You love to meet new wholesale buyers – but is the person standing in your trade show booth a “hot prospect” or perhaps not a prospect at all?
Experienced salespeople in every industry (and that includes artists and craftspeople) know that in order to start the sales process, it’s necessary to “qualify” the prospect first. This means gathering information which tells you whether they are in the position to do business with you.
Here are critical pieces of information that you should obtain by asking the right questions in conversation with your prospects:
- Are you speaking to the decision maker? It’s easy enough to ask “are you the buyer?” in conversation to establish their authority, which will determine your sales strategy. Sometimes the owner or buyer has an assistant or other employee collecting artists’ brochures or making notes for future consideration. Buyers won’t give you much time during a trade show because of the large number of exhibitors, so prepare ahead of time. Get business cards, make notes, and have a game plan. This is critical to maximizing sales and new account acquisition.
- Can the prospective customer afford to place an order for your product line? Ask them about their price point spread in your medium, and the average number of “turns” each year for similar lines. This term refers to turnover, or the number of times a line sells through in one year. 3-4 turns per year could mean the store is a very healthy wholesale account for you.
- Establish that they have a need for your line.
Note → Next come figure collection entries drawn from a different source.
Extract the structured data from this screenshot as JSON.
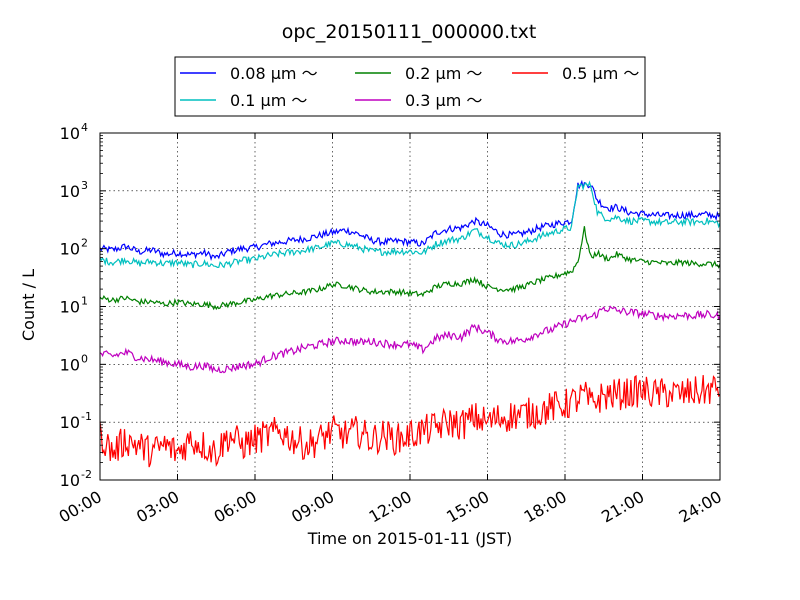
{
  "chart_data": {
    "type": "line",
    "title": "opc_20150111_000000.txt",
    "xlabel": "Time on 2015-01-11 (JST)",
    "ylabel": "Count / L",
    "y_scale": "log",
    "ylim": [
      0.01,
      10000
    ],
    "xlim": [
      0,
      24
    ],
    "x_tick_labels": [
      "00:00",
      "03:00",
      "06:00",
      "09:00",
      "12:00",
      "15:00",
      "18:00",
      "21:00",
      "24:00"
    ],
    "y_tick_labels": [
      {
        "base": "10",
        "exp": "-2"
      },
      {
        "base": "10",
        "exp": "-1"
      },
      {
        "base": "10",
        "exp": "0"
      },
      {
        "base": "10",
        "exp": "1"
      },
      {
        "base": "10",
        "exp": "2"
      },
      {
        "base": "10",
        "exp": "3"
      },
      {
        "base": "10",
        "exp": "4"
      }
    ],
    "grid": true,
    "legend_position": "top-center",
    "series": [
      {
        "name": "0.08 μm ～",
        "color": "#0000ff",
        "x": [
          0,
          0.5,
          1,
          1.5,
          2,
          2.5,
          3,
          3.5,
          4,
          4.5,
          5,
          5.5,
          6,
          6.5,
          7,
          7.5,
          8,
          8.5,
          9,
          9.5,
          10,
          10.5,
          11,
          11.5,
          12,
          12.5,
          13,
          13.5,
          14,
          14.5,
          15,
          15.5,
          16,
          16.5,
          17,
          17.5,
          18,
          18.25,
          18.5,
          18.75,
          19,
          19.25,
          19.5,
          19.75,
          20,
          20.5,
          21,
          21.5,
          22,
          22.5,
          23,
          23.5,
          24
        ],
        "y": [
          100,
          95,
          110,
          88,
          95,
          80,
          85,
          78,
          85,
          70,
          90,
          100,
          105,
          120,
          130,
          140,
          150,
          170,
          190,
          210,
          180,
          140,
          130,
          135,
          130,
          120,
          190,
          220,
          230,
          300,
          250,
          180,
          170,
          190,
          230,
          260,
          290,
          300,
          1250,
          1300,
          1300,
          700,
          550,
          500,
          520,
          420,
          400,
          380,
          370,
          380,
          380,
          390,
          360
        ]
      },
      {
        "name": "0.1 μm ～",
        "color": "#00bfbf",
        "x": [
          0,
          0.5,
          1,
          1.5,
          2,
          2.5,
          3,
          3.5,
          4,
          4.5,
          5,
          5.5,
          6,
          6.5,
          7,
          7.5,
          8,
          8.5,
          9,
          9.5,
          10,
          10.5,
          11,
          11.5,
          12,
          12.5,
          13,
          13.5,
          14,
          14.5,
          15,
          15.5,
          16,
          16.5,
          17,
          17.5,
          18,
          18.25,
          18.5,
          18.75,
          19,
          19.25,
          19.5,
          19.75,
          20,
          20.5,
          21,
          21.5,
          22,
          22.5,
          23,
          23.5,
          24
        ],
        "y": [
          65,
          58,
          65,
          55,
          60,
          55,
          58,
          52,
          56,
          50,
          55,
          62,
          66,
          75,
          82,
          88,
          95,
          105,
          125,
          120,
          105,
          90,
          88,
          90,
          90,
          85,
          120,
          140,
          150,
          210,
          160,
          120,
          115,
          130,
          160,
          190,
          220,
          230,
          1200,
          1250,
          1250,
          430,
          350,
          330,
          350,
          300,
          300,
          290,
          280,
          290,
          290,
          300,
          270
        ]
      },
      {
        "name": "0.2 μm ～",
        "color": "#008000",
        "x": [
          0,
          0.5,
          1,
          1.5,
          2,
          2.5,
          3,
          3.5,
          4,
          4.5,
          5,
          5.5,
          6,
          6.5,
          7,
          7.5,
          8,
          8.5,
          9,
          9.5,
          10,
          10.5,
          11,
          11.5,
          12,
          12.5,
          13,
          13.5,
          14,
          14.5,
          15,
          15.5,
          16,
          16.5,
          17,
          17.5,
          18,
          18.25,
          18.5,
          18.75,
          19,
          19.25,
          19.5,
          19.75,
          20,
          20.5,
          21,
          21.5,
          22,
          22.5,
          23,
          23.5,
          24
        ],
        "y": [
          14,
          13,
          14,
          12,
          12,
          11,
          12,
          11,
          11,
          10,
          11,
          12,
          13,
          15,
          16,
          17,
          18,
          20,
          24,
          23,
          20,
          18,
          18,
          18,
          17,
          16,
          22,
          25,
          25,
          30,
          22,
          20,
          20,
          23,
          28,
          32,
          38,
          40,
          60,
          220,
          70,
          85,
          70,
          68,
          80,
          65,
          60,
          58,
          55,
          58,
          55,
          55,
          52
        ]
      },
      {
        "name": "0.3 μm ～",
        "color": "#bf00bf",
        "x": [
          0,
          0.5,
          1,
          1.5,
          2,
          2.5,
          3,
          3.5,
          4,
          4.5,
          5,
          5.5,
          6,
          6.5,
          7,
          7.5,
          8,
          8.5,
          9,
          9.5,
          10,
          10.5,
          11,
          11.5,
          12,
          12.5,
          13,
          13.5,
          14,
          14.5,
          15,
          15.5,
          16,
          16.5,
          17,
          17.5,
          18,
          18.25,
          18.5,
          18.75,
          19,
          19.25,
          19.5,
          19.75,
          20,
          20.5,
          21,
          21.5,
          22,
          22.5,
          23,
          23.5,
          24
        ],
        "y": [
          1.5,
          1.4,
          1.6,
          1.3,
          1.2,
          1.1,
          1.0,
          0.9,
          0.95,
          0.8,
          0.85,
          0.95,
          1.0,
          1.3,
          1.5,
          1.7,
          2.0,
          2.2,
          2.5,
          2.6,
          2.4,
          2.5,
          2.3,
          2.2,
          2.2,
          1.8,
          2.8,
          3.2,
          3.0,
          4.5,
          3.5,
          2.6,
          2.5,
          2.8,
          3.5,
          4.0,
          5.0,
          5.5,
          6.0,
          6.5,
          6.5,
          7.5,
          9.5,
          9.0,
          8.5,
          8.0,
          7.5,
          7.0,
          6.8,
          7.0,
          7.0,
          7.2,
          6.8
        ]
      },
      {
        "name": "0.5 μm ～",
        "color": "#ff0000",
        "x": [
          0,
          0.5,
          1,
          1.5,
          2,
          2.5,
          3,
          3.5,
          4,
          4.5,
          5,
          5.5,
          6,
          6.5,
          7,
          7.5,
          8,
          8.5,
          9,
          9.5,
          10,
          10.5,
          11,
          11.5,
          12,
          12.5,
          13,
          13.5,
          14,
          14.5,
          15,
          15.5,
          16,
          16.5,
          17,
          17.5,
          18,
          18.25,
          18.5,
          18.75,
          19,
          19.25,
          19.5,
          19.75,
          20,
          20.5,
          21,
          21.5,
          22,
          22.5,
          23,
          23.5,
          24
        ],
        "y": [
          0.06,
          0.03,
          0.05,
          0.04,
          0.03,
          0.04,
          0.03,
          0.05,
          0.04,
          0.03,
          0.06,
          0.04,
          0.05,
          0.06,
          0.07,
          0.05,
          0.04,
          0.05,
          0.07,
          0.06,
          0.07,
          0.05,
          0.06,
          0.05,
          0.06,
          0.07,
          0.08,
          0.1,
          0.09,
          0.12,
          0.1,
          0.12,
          0.13,
          0.14,
          0.15,
          0.18,
          0.2,
          0.22,
          0.25,
          0.3,
          0.2,
          0.25,
          0.28,
          0.3,
          0.3,
          0.32,
          0.35,
          0.3,
          0.32,
          0.3,
          0.33,
          0.35,
          0.4
        ]
      }
    ]
  }
}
Inquire about the store type, customer profile and seasonality of sales. Are your products a good match for this prospect, or is it a stretch to imagine that they would carry your work? If your products don’t offer value to them, chances are that they will move on.
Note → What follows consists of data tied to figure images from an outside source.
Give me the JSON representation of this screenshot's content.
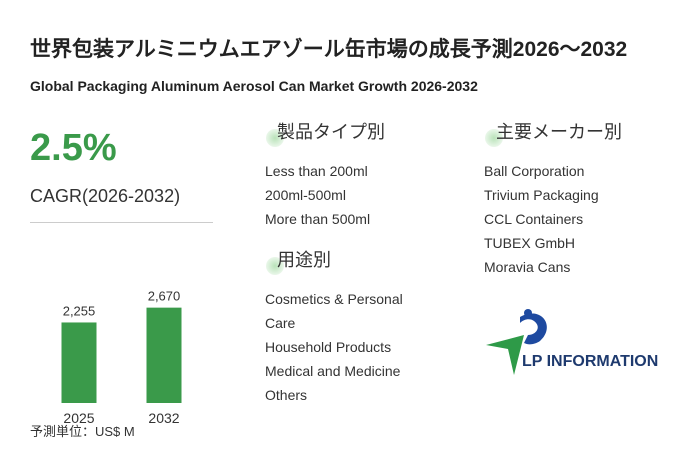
{
  "header": {
    "title": "世界包装アルミニウムエアゾール缶市場の成長予測2026～2032",
    "subtitle": "Global Packaging Aluminum Aerosol Can Market Growth 2026-2032"
  },
  "cagr": {
    "value": "2.5%",
    "label": "CAGR(2026-2032)"
  },
  "chart_data": {
    "type": "bar",
    "categories": [
      "2025",
      "2032"
    ],
    "values": [
      2255,
      2670
    ],
    "value_labels": [
      "2,255",
      "2,670"
    ],
    "color": "#3a9a4a",
    "ylim": [
      0,
      2800
    ],
    "unit": "予測単位：US$ M"
  },
  "segments": [
    {
      "title": "製品タイプ別",
      "items": [
        "Less than 200ml",
        "200ml-500ml",
        "More than 500ml"
      ]
    },
    {
      "title": "用途別",
      "items": [
        "Cosmetics & Personal Care",
        "Household Products",
        "Medical and Medicine",
        "Others"
      ]
    },
    {
      "title": "主要メーカー別",
      "items": [
        "Ball Corporation",
        "Trivium Packaging",
        "CCL Containers",
        "TUBEX GmbH",
        "Moravia Cans"
      ]
    }
  ],
  "logo": {
    "text": "LP INFORMATION"
  }
}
- Clearing credit at a show is easier than …. Ask the buyer if they have a long term relationship with another exhibitor on your aisle. Your reference check is complete after you ask that single exhibitor. Otherwise, get their credentials, and a credit sheet. Buyers should have these with them as they are expected by new vendors.
- Are they buying now? If the prospect is placing orders, get the conversation going on what they like in your line. You can subtly begin to write the order, knowing that this often leads to a signed commitment. If they question why you’re writing, say “I thought you might want to walk with the notes I’m making about what products you are interested in.” Chances are you will be surprised that the buyer will actually ask about terms and shipping dates. Make sure you keep a copy of their order or notes of interest, it will aid you in follow-up at a later date.
It may be that they are searching for lines they will need in the future, and are a long-term prospect for you. In that case, it’s important that you put them on your contact list and continue to follow up with them in a regular manner.
Most store buyers who are interested in buying your type of art or craft will be making a purchase in the next year. Keep your name and line in front of them with regular emails, phone calls, direct mail and social media contact in a drip marketing campaign.
Use these qualifying techniques to work within a framework you have set up for converting prospects to customers.Know who your target customer is, and be able to ask pertinent questions to determine how closely your prospects fit that model so that you can use your time and effort wisely.